Four rural hospitals filed for bankruptcy, underlining the financing difficulties that rural health care providers face, in part because Mississippi has declined to expand Medicaid. Hospitals in Amory, Batesville and Clarksdale had been owned by Curae Health and all are in line for new owners or operators . A hospital in Magee is reorganizing. Curae threatened to close the Clarksdale hospital during bankruptcy, forcing Coahoma County to chip in $2.5 million to cover a month of payroll.



Criminal proceedings in a $400 million fraud in Mississippi history netted a series of convictions in 2018, with more court action to come next year. So far nine people have pleaded guilty. Prosecutors say pharmacies figured out how to hand-make medications with a list of ingredients for which insurers would pay big money, making each prescription very profitable. At the same time, prosecutors allege the pharmacists hired marketers to seek and sometimes pay off physicians, nurse practitioners, dentists and others who could prescribe the drugs.

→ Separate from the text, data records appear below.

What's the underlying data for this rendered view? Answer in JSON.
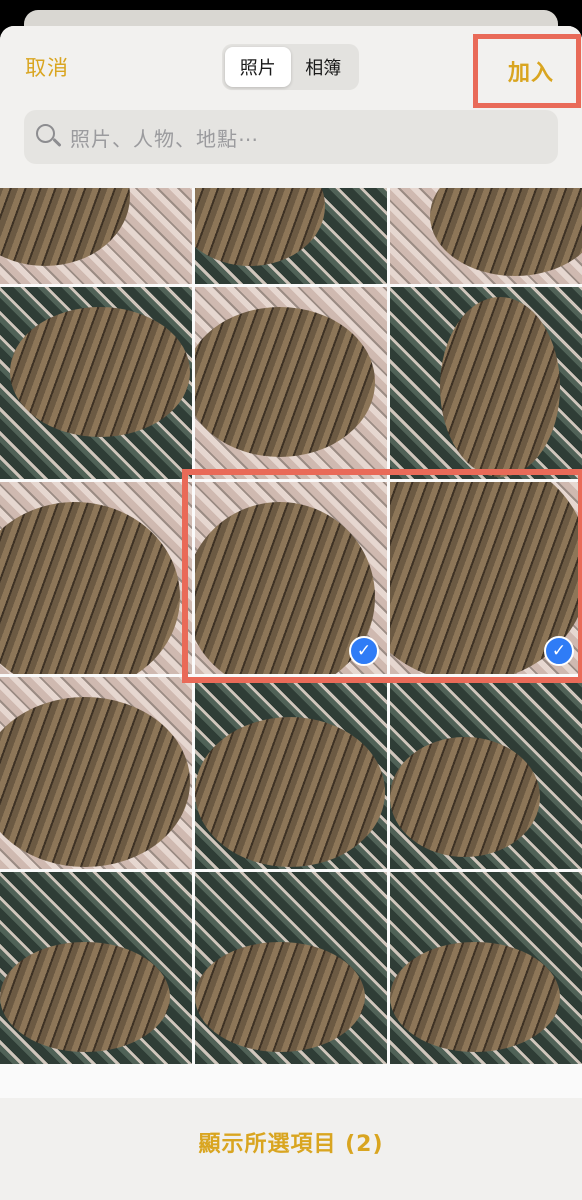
{
  "header": {
    "cancel_label": "取消",
    "tabs": [
      {
        "label": "照片",
        "selected": true
      },
      {
        "label": "相簿",
        "selected": false
      }
    ],
    "add_label": "加入"
  },
  "search": {
    "placeholder": "照片、人物、地點⋯"
  },
  "photos": [
    {
      "selected": false
    },
    {
      "selected": false
    },
    {
      "selected": false
    },
    {
      "selected": false
    },
    {
      "selected": false
    },
    {
      "selected": false
    },
    {
      "selected": false
    },
    {
      "selected": true
    },
    {
      "selected": true
    },
    {
      "selected": false
    },
    {
      "selected": false
    },
    {
      "selected": false
    },
    {
      "selected": false
    },
    {
      "selected": false
    },
    {
      "selected": false
    }
  ],
  "footer": {
    "show_selected_label": "顯示所選項目 (2)"
  },
  "colors": {
    "accent": "#d9a520",
    "highlight": "#e96a58",
    "checkmark": "#2f7cf6"
  }
}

Reporting by American Public Media brought a rash of new questions about a death row inmate who was tried six times in a disputed murder case. The U.S. Supreme Court has agreed to hear an appeal over whether District Attorney Doug Evans improperly struck black jurors in the last of Curtis Flowers’ trials. He was convicted of killing four people at a Winona furniture store in 1996. In the meantime, a separate state appeal says Flowers deserves a new trial because of new evidence, including a star witness who recanted in a recorded phone conversation with reporters.



A 20-month-old girl found stabbed and burned to death inside an oven in a Mississippi Delta home in October led to a murder charge against the child’s grandmother. Carolyn Jones, 48, was charged with murder after her brother found Royalty Marie Floyd in the oven in the kitchen of a Shaw home. Bolivar County Sheriff Kelvin Williams Sr. and others struggled to explain why Jones would have killed her granddaughter.

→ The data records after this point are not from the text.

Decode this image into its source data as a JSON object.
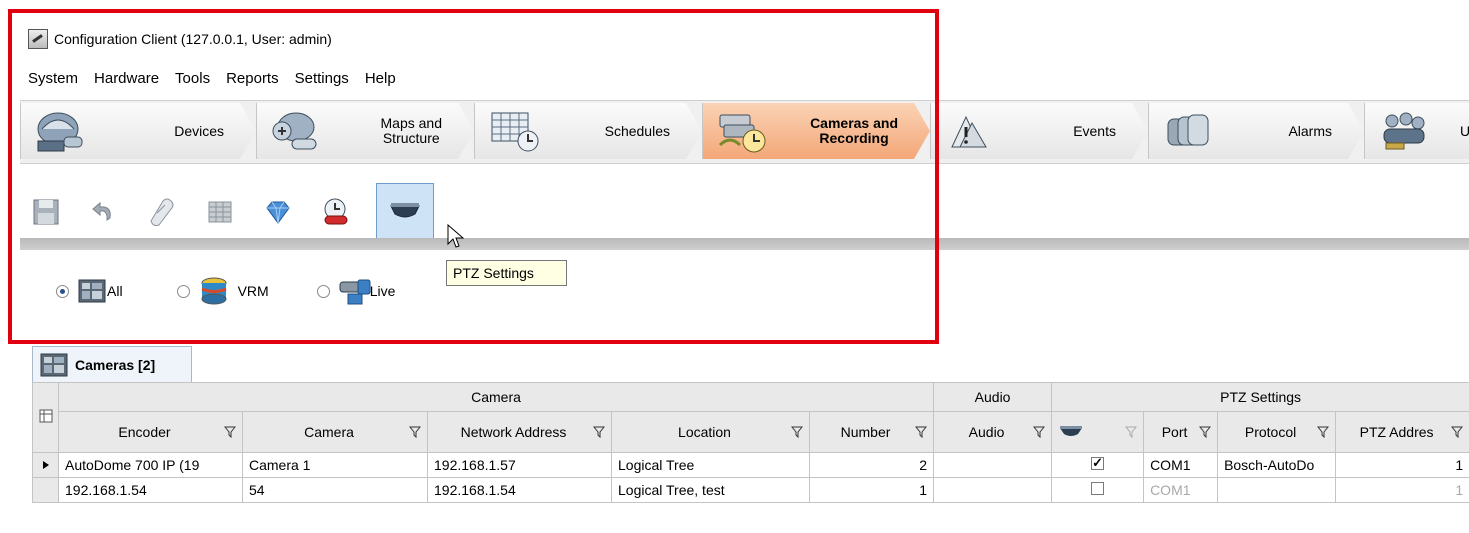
{
  "window": {
    "title": "Configuration Client (127.0.0.1, User: admin)"
  },
  "menu": [
    "System",
    "Hardware",
    "Tools",
    "Reports",
    "Settings",
    "Help"
  ],
  "workflow": [
    {
      "label": "Devices",
      "icon": "devices-icon"
    },
    {
      "label": "Maps and\nStructure",
      "icon": "maps-structure-icon"
    },
    {
      "label": "Schedules",
      "icon": "schedules-icon"
    },
    {
      "label": "Cameras and\nRecording",
      "icon": "cameras-recording-icon",
      "active": true
    },
    {
      "label": "Events",
      "icon": "events-icon"
    },
    {
      "label": "Alarms",
      "icon": "alarms-icon"
    },
    {
      "label": "U",
      "icon": "users-icon"
    }
  ],
  "toolbar": {
    "buttons": [
      "save-icon",
      "undo-icon",
      "delete-icon",
      "table-icon",
      "diamond-icon",
      "recording-settings-icon",
      "ptz-settings-icon"
    ],
    "selected": "ptz-settings-icon",
    "tooltip": "PTZ Settings"
  },
  "filter": [
    {
      "label": "All",
      "checked": true,
      "icon": "all-cameras-icon"
    },
    {
      "label": "VRM",
      "checked": false,
      "icon": "vrm-icon"
    },
    {
      "label": "Live",
      "checked": false,
      "icon": "live-icon"
    }
  ],
  "panel": {
    "tab_label": "Cameras [2]"
  },
  "table": {
    "groups": [
      {
        "label": "Camera",
        "span": 5
      },
      {
        "label": "Audio",
        "span": 1
      },
      {
        "label": "PTZ Settings",
        "span": 4
      }
    ],
    "columns": [
      "Encoder",
      "Camera",
      "Network Address",
      "Location",
      "Number",
      "Audio",
      "",
      "Port",
      "Protocol",
      "PTZ Addres"
    ],
    "rows": [
      {
        "encoder": "AutoDome 700 IP (19",
        "camera": "Camera 1",
        "network": "192.168.1.57",
        "location": "Logical Tree",
        "number": "2",
        "audio": "",
        "ptz": true,
        "port": "COM1",
        "protocol": "Bosch-AutoDo",
        "ptz_address": "1",
        "current": true
      },
      {
        "encoder": "192.168.1.54",
        "camera": "54",
        "network": "192.168.1.54",
        "location": "Logical Tree, test",
        "number": "1",
        "audio": "",
        "ptz": false,
        "port": "COM1",
        "protocol": "",
        "ptz_address": "1",
        "current": false
      }
    ]
  }
}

Sheriffs in two rural Mississippi counties were arrested on charges that they were hiding behind their badges to facilitate crime. Federal agents arrested Tallahatchie County Sheriff William Brewer in August on charges that he had been sheltering a drug dealer for 15 years in exchange for bribes and kickbacks. Brewer pleaded guilty in federal court in November. In December, state officials arrested Webster County Sheriff Tim Mitchell on charges involving guns, drugs, sex with inmates and threatening sheriff’s department employees if they told anyone about the crimes.